Debt owed by Australians has hit a record level of $45 billion, and tax commissioner Chris Jordan says that number will only continue to grow if the tax office does not move to collect money it feels it is owed by taxpayers.

The $45 billion figure includes debts owed across all taxpayer categories - collectible debt, insolvency debt and debt subject to objection or appeal.

Collectable debt — debt owed by individuals, businesses and super funds — is at $26.6 billion, up from almost $24 billion in 2017-18.

Within that figure, the majority of collectable debt is owed by small business, about $16.5 billion worth.
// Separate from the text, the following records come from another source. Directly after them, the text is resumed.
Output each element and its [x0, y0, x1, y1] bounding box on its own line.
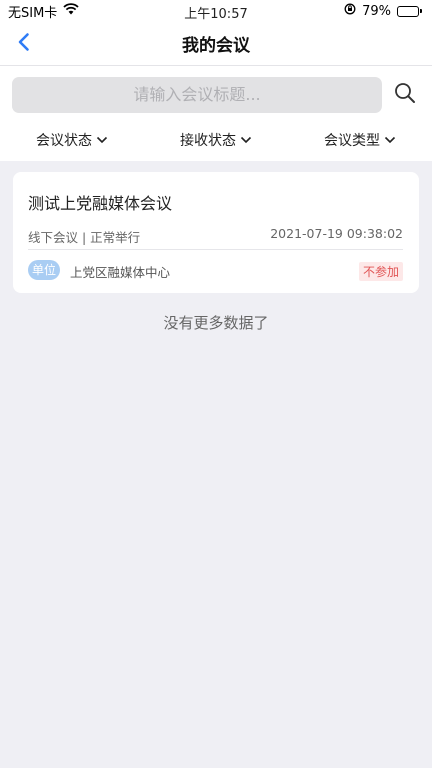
chevron-left-icon — [17, 32, 31, 56]
search-input[interactable] — [12, 76, 382, 113]
attend-status-badge: 不参加 — [358, 262, 403, 281]
search-bar — [0, 66, 432, 123]
search-button[interactable] — [390, 80, 420, 110]
filter-label: 会议状态 — [36, 133, 92, 149]
unit-badge: 单位 — [28, 260, 60, 280]
search-icon — [394, 82, 416, 108]
meeting-title: 测试上党融媒体会议 — [28, 194, 173, 213]
meeting-card[interactable]: 测试上党融媒体会议 线下会议 | 正常举行 2021-07-19 09:38:0… — [13, 172, 419, 293]
unit-name: 上党区融媒体中心 — [70, 265, 171, 280]
navigation-bar: 我的会议 — [0, 22, 432, 66]
chevron-down-icon — [384, 132, 396, 148]
meeting-meta: 线下会议 | 正常举行 — [28, 230, 141, 245]
filter-receive-status[interactable]: 接收状态 — [180, 130, 252, 150]
status-bar: 无SIM卡 79% — [0, 0, 432, 22]
filter-label: 接收状态 — [180, 133, 236, 149]
orientation-lock-icon — [344, 3, 356, 19]
filter-label: 会议类型 — [324, 133, 380, 149]
carrier-label: 无SIM卡 — [8, 5, 58, 21]
filter-bar: 会议状态 接收状态 会议类型 — [0, 123, 432, 161]
header-area: 无SIM卡 79% 上午10:57 我的会议 请输入会议标题... 会议状态 接… — [0, 0, 432, 161]
chevron-down-icon — [96, 132, 108, 148]
chevron-down-icon — [240, 132, 252, 148]
wifi-icon — [63, 3, 79, 19]
divider — [28, 249, 403, 250]
battery-percent: 79% — [362, 3, 391, 19]
back-button[interactable] — [10, 30, 38, 58]
filter-meeting-status[interactable]: 会议状态 — [36, 130, 108, 150]
meeting-time: 2021-07-19 09:38:02 — [270, 226, 403, 241]
filter-meeting-type[interactable]: 会议类型 — [324, 130, 396, 150]
battery-icon — [397, 5, 422, 17]
page-title: 我的会议 — [182, 36, 250, 56]
no-more-data-text: 没有更多数据了 — [163, 314, 269, 332]
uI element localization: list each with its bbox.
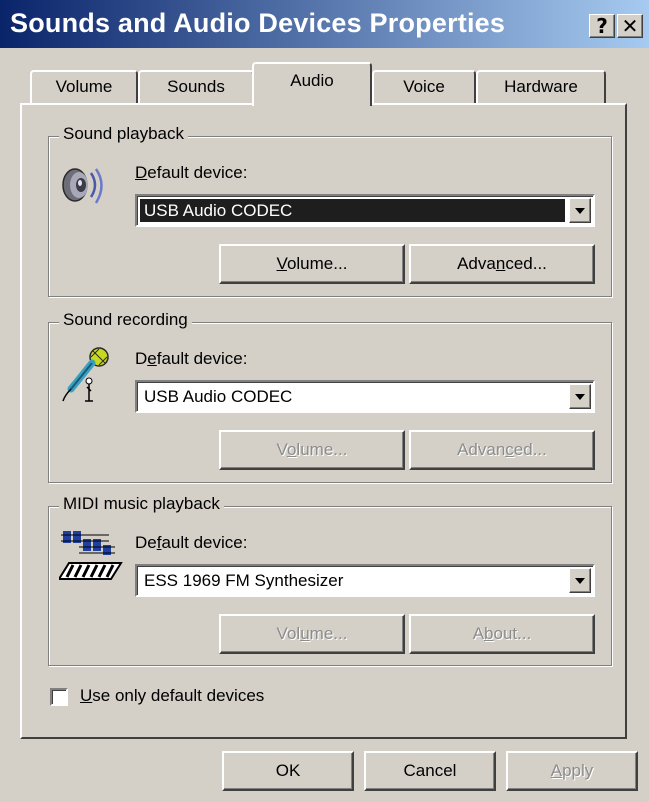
group-label: Sound playback [59,124,188,144]
group-label: Sound recording [59,310,192,330]
use-only-default-checkbox[interactable] [50,688,68,706]
speaker-icon [59,163,111,220]
playback-volume-button[interactable]: Volume... [219,244,405,284]
use-only-default-label[interactable]: Use only default devices [80,686,264,706]
microphone-icon [59,345,115,410]
tab-label: Hardware [504,77,578,96]
window-title: Sounds and Audio Devices Properties [10,8,506,38]
recording-advanced-button[interactable]: Advanced... [409,430,595,470]
help-button[interactable]: ? [589,14,615,38]
midi-about-button[interactable]: About... [409,614,595,654]
recording-volume-button[interactable]: Volume... [219,430,405,470]
midi-device-select[interactable]: ESS 1969 FM Synthesizer [135,564,595,597]
tab-volume[interactable]: Volume [30,70,138,104]
group-label: MIDI music playback [59,494,224,514]
tab-label: Voice [403,77,445,96]
default-device-label: Default device: [135,349,248,368]
close-button[interactable]: ✕ [617,14,643,38]
chevron-down-icon[interactable] [569,384,591,409]
apply-button[interactable]: Apply [506,751,638,791]
midi-playback-group: MIDI music playback Default device: ESS … [48,494,612,666]
tab-label: Sounds [167,77,225,96]
playback-advanced-button[interactable]: Advanced... [409,244,595,284]
recording-device-select[interactable]: USB Audio CODEC [135,380,595,413]
playback-device-select[interactable]: USB Audio CODEC [135,194,595,227]
sound-playback-group: Sound playback Default device: USB Audio… [48,124,612,297]
ok-button[interactable]: OK [222,751,354,791]
default-device-label: Default device: [135,533,248,552]
tab-label: Audio [290,71,334,90]
tab-label: Volume [55,77,113,96]
sound-recording-group: Sound recording Default device: USB Audi… [48,310,612,483]
tab-audio[interactable]: Audio [252,62,372,106]
tab-voice[interactable]: Voice [372,70,476,104]
title-bar[interactable]: Sounds and Audio Devices Properties ? ✕ [0,0,649,48]
tab-sounds[interactable]: Sounds [138,70,254,104]
midi-volume-button[interactable]: Volume... [219,614,405,654]
select-value: ESS 1969 FM Synthesizer [144,571,344,590]
cancel-button[interactable]: Cancel [364,751,496,791]
select-value: USB Audio CODEC [140,199,565,222]
chevron-down-icon[interactable] [569,568,591,593]
chevron-down-icon[interactable] [569,198,591,223]
default-device-label: Default device: [135,163,248,182]
tab-hardware[interactable]: Hardware [476,70,606,104]
select-value: USB Audio CODEC [144,387,293,406]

The total amount for “insolvency debt” was $7.5 billion, while debt “subject to objection or appeal” reached $11.3 billion.

The ATO said $1.4 billion of debt was “uneconomical to pursue” last financial year, while $2.8 billion was “irrecoverable at law”.

The ATO's Tax Avoidance Taskforce, which hunts large corporates and multinationals, raised $1.9 billion in liabilities and $1.1 billion in cash collections.

The ATO says it still has some cases it is settling with large companies that disputed tax bills, rather than fight it out in court.

It has 254 settlement cases, which were originally over a total of $232 million worth of tax bills, but in the end settled on $124 million.

The agency's total legal expenditure for 2018-19 increased by $6.4 million (7 per cent) compared to the previous year.